May 15, 2020
“Three things in human life are important: the first is to be kind, the second is to be kind and the third is to be kind.” ― Henry James
The American novelist Henry James made this astute observation about the concept of kindness in the late 19th century. Research has shown, for many years, how kind deeds or random acts of kindness not only enrich the lives of others but often bring increased joy to givers as well.
Learn more about kindness and how it can improve mental health and reduce stress in your or a loved one’s life.
Kindness and Its Impact on Stress
Stress is a common emotional, mental or physical response that will affect everyone at some point in life – whether it is a short-term occurrence or whether it happens repeatedly over time.
Stress exists (be it negative or positive) in everyone’s lives and is necessary for our development, growth and resiliency. Though stress is a normal part of life, it can, unfortunately, increase to overwhelming stress, which can harm our health by affecting our ability to regulate our:
- Blood pressure
- Cardiovascular system
- Digestive system
- Immune system
- Nervous system
- Sleep cycles
Thankfully, the remedy for these symptoms of stress is being kind.
Though most people believe that the opposite of stress is feeling calm, at peace or relaxed, these actions only describe the absence of stress – it is, in fact, the act of kindness, that counteracts the impact of stress on your mental health and physical health.
Kindness reduces stress levels by producing the hormone oxytocin, which can improve your mood and overall well-being by producing positive emotions.
Sometimes called the “love hormone,” oxytocin counteracts the effects of stress by:
- Improving sleep cycles
- Protecting the cardiovascular system
- Protecting the digestive system
- Reducing adrenaline and cortisol
- Relaxing the nervous system
- Stimulating the immune system
Ways to Use Kindness to Reduce Stress
As with anything, the key to using kindness to reduce stress is to move toward repeated acts of it.
These acts, even if they are small acts of kindness, will become facilitated by empathy if practiced daily or frequently.
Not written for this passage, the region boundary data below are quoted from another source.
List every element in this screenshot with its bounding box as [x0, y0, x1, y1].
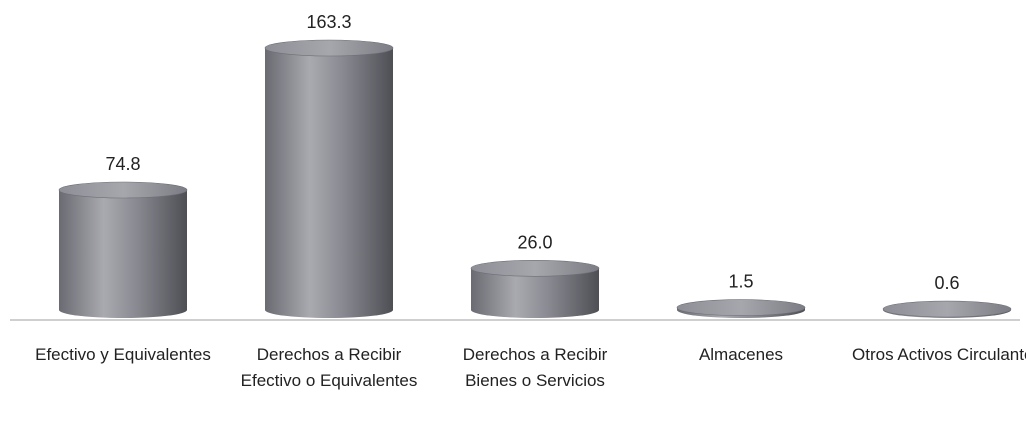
value-label: 1.5: [728, 272, 753, 292]
cylinder-top: [882, 300, 1012, 318]
category-label: Otros Activos Circulantes: [852, 345, 1026, 364]
value-label: 0.6: [934, 273, 959, 293]
category-label: Derechos a Recibir Efectivo o Equivalent…: [240, 345, 418, 390]
category-label: Efectivo y Equivalentes: [35, 345, 211, 364]
cylinder-body: [59, 189, 187, 310]
category-label: Almacenes: [698, 345, 784, 364]
cylinder-top: [470, 259, 600, 277]
cylinder-top: [676, 299, 806, 316]
value-label: 74.8: [105, 154, 140, 174]
cylinder-top: [58, 181, 188, 199]
value-label: 163.3: [306, 12, 351, 32]
category-label: Derechos a Recibir Bienes o Servicios: [462, 345, 608, 390]
cylinder-top: [264, 39, 394, 57]
value-label: 26.0: [517, 232, 552, 252]
cylinder-body: [265, 48, 393, 310]
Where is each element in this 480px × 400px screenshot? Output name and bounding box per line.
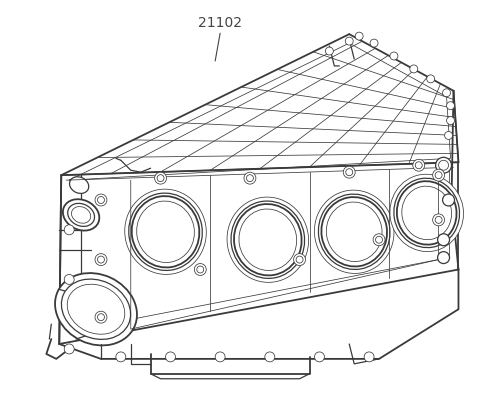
- Circle shape: [436, 157, 452, 173]
- Text: 21102: 21102: [198, 16, 242, 30]
- Circle shape: [95, 194, 107, 206]
- Circle shape: [355, 32, 363, 40]
- Ellipse shape: [55, 273, 137, 346]
- Circle shape: [438, 234, 450, 246]
- Ellipse shape: [61, 279, 131, 339]
- Circle shape: [194, 264, 206, 276]
- Circle shape: [432, 214, 444, 226]
- Circle shape: [373, 234, 385, 246]
- Circle shape: [64, 274, 74, 284]
- Circle shape: [64, 344, 74, 354]
- Circle shape: [64, 225, 74, 235]
- Circle shape: [444, 132, 453, 140]
- Circle shape: [410, 65, 418, 73]
- Circle shape: [390, 52, 398, 60]
- Circle shape: [413, 159, 425, 171]
- Circle shape: [314, 352, 324, 362]
- Circle shape: [215, 352, 225, 362]
- Ellipse shape: [390, 174, 464, 252]
- Circle shape: [443, 194, 455, 206]
- Ellipse shape: [70, 177, 89, 194]
- Circle shape: [166, 352, 176, 362]
- Circle shape: [95, 311, 107, 323]
- Circle shape: [427, 75, 434, 83]
- Ellipse shape: [125, 189, 206, 274]
- Circle shape: [155, 172, 167, 184]
- Circle shape: [432, 169, 444, 181]
- Circle shape: [294, 254, 306, 266]
- Circle shape: [325, 47, 333, 55]
- Circle shape: [446, 116, 455, 124]
- Circle shape: [343, 166, 355, 178]
- Circle shape: [446, 102, 455, 110]
- Circle shape: [364, 352, 374, 362]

This then stimulates the release of additional endorphins and oxytocin for both those receiving and showing kindness.
The reason why, is because empathy is created through experiences of acceptance, attunement, commitment and security with others. This empathy then becomes facilitated by our experiences, memories and self-worth, which allows us to accurately empathize with others, thereby releasing additional oxytocin and creating rewarding and safe relationships.
This relationship is best captured in the words of Dr. David R. Hamilton, author and organic chemist who studies the act of being kind, who states, “Empathy is the path to knowing what kindness to show to others.”
When acts of kindness can meet an individual emotionally, physically and relationally, then the magnitude of the positive effects of being kind are amplified. So, in sum, though kindness often seems like a gift we selflessly give to others, it is, in fact, a bigger gift to ourselves.